Touve oversees the Batten Institute’s Catalyst Accelerator program and the iLab. The Catalyst Accelerator provides startups nine months of support and resources, including grant funding, workspace and networking opportunities. i.Lab is a highly competitive summer incubator for some of the region’s top startups founded by UVA students and alums developing a wide range of innovative projects and services, from solar panels to medical devices.

Touve says the Batten Institute and its programs have been instrumental in growing the region’s agribusiness, business and finance, IT, bioscience, and defense and security industries. For example, AgroSpheres, founded by UVA alumni Payam Pourtaheri and Ameer Shakeel, manufactures a nontoxic, bio-based solution for agricultural pest control. Pourtaheri and Shakeel participated in the i.Lab program as undergraduates at UVA’s School of Engineering and Applied Science.

University of Virginia, Darden School of Business, MBA Program at the Charlottesville Campus, which is located in Central Virginia.
(c)2022 Sam Levitan Photography

Talent Transfer

“Working with i.Lab, we were able to get $10,000 in grant funding, which was nice. The money’s always good when you’re early on in your business. They also provided some nice office space where the team could get together and work to push things out,” Pourtaheri says. “Now, UVA has become a great resource for talent. We always try to take three or so interns from UVA every year, and then when they graduate, we try to keep that talent here in the area.”

Andrew Mavrag anis, chief financial officer at Spire Collective, an e-commerce company based out of Fluvanna County, agrees. He says the company has benefited from the university’s transfer of knowledge and talent.

“We have quite a few UVA graduates on our team,” Mavraganis says. “Knowing that there is a resource like UVA to supplement your team, especially when you’re small, is definitely a factor in our staying in the region.”
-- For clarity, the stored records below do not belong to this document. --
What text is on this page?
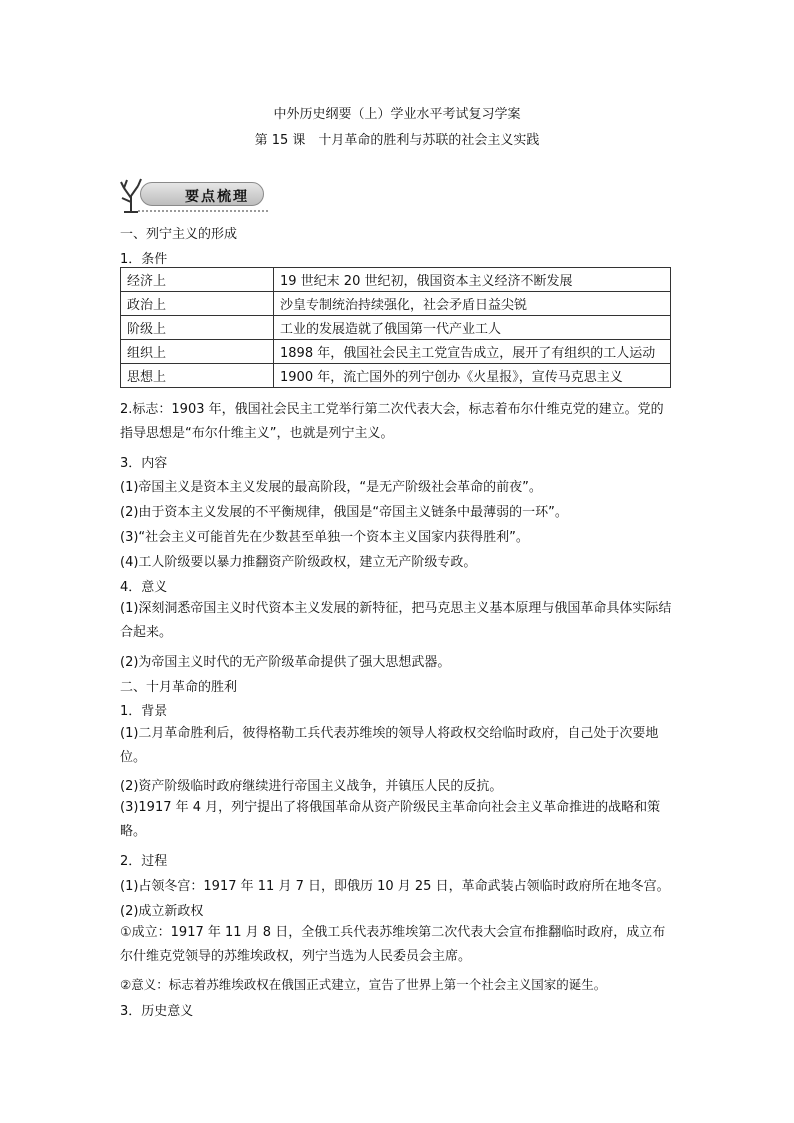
中外历史纲要（上）学业水平考试复习学案
第 15 课　十月革命的胜利与苏联的社会主义实践
要点梳理
一、列宁主义的形成
1．条件
经济上	19 世纪末 20 世纪初，俄国资本主义经济不断发展
政治上	沙皇专制统治持续强化，社会矛盾日益尖锐
阶级上	工业的发展造就了俄国第一代产业工人
组织上	1898 年，俄国社会民主工党宣告成立，展开了有组织的工人运动
思想上	1900 年，流亡国外的列宁创办《火星报》，宣传马克思主义
2.标志：1903 年，俄国社会民主工党举行第二次代表大会，标志着布尔什维克党的建立。党的指导思想是“布尔什维主义”，也就是列宁主义。
3．内容
(1)帝国主义是资本主义发展的最高阶段，“是无产阶级社会革命的前夜”。
(2)由于资本主义发展的不平衡规律，俄国是“帝国主义链条中最薄弱的一环”。
(3)“社会主义可能首先在少数甚至单独一个资本主义国家内获得胜利”。
(4)工人阶级要以暴力推翻资产阶级政权，建立无产阶级专政。
4．意义
(1)深刻洞悉帝国主义时代资本主义发展的新特征，把马克思主义基本原理与俄国革命具体实际结合起来。
(2)为帝国主义时代的无产阶级革命提供了强大思想武器。
二、十月革命的胜利
1．背景
(1)二月革命胜利后，彼得格勒工兵代表苏维埃的领导人将政权交给临时政府，自己处于次要地位。
(2)资产阶级临时政府继续进行帝国主义战争，并镇压人民的反抗。
(3)1917 年 4 月，列宁提出了将俄国革命从资产阶级民主革命向社会主义革命推进的战略和策略。
2．过程
(1)占领冬宫：1917 年 11 月 7 日，即俄历 10 月 25 日，革命武装占领临时政府所在地冬宫。
(2)成立新政权
①成立：1917 年 11 月 8 日，全俄工兵代表苏维埃第二次代表大会宣布推翻临时政府，成立布尔什维克党领导的苏维埃政权，列宁当选为人民委员会主席。
②意义：标志着苏维埃政权在俄国正式建立，宣告了世界上第一个社会主义国家的诞生。
3．历史意义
Otavio Freire, president, chief technology officer and co-founder of Safeguard Cyber, an award-winning cybersecurity firm, credits the university with giving him and his co-founders the confidence to start their business.

“As first-year MBA students, my co-founders and I won the UVA business plan competition, and that was a huge validation. The competition is rigorous and makes you flesh out how you plan to go to market,” Freire says. “By winning the competition, you’re admitted to the incubator.”

He says UVA and the incubator provided the resources, financial support, physical space and access to outside capital that helped the business grow into a 220-person national firm.

“In a world outside of UVA, you would have to go hire these people or contract with them and pay a hefty fee to these resources that you find in the incubator,” he says. “We went on to raise $68 million, and we are now a 220-person company in the cybersecurity space. So, we became a national firm despite being local. That’s the quality of that UVA ecosystem. It really is top tier.”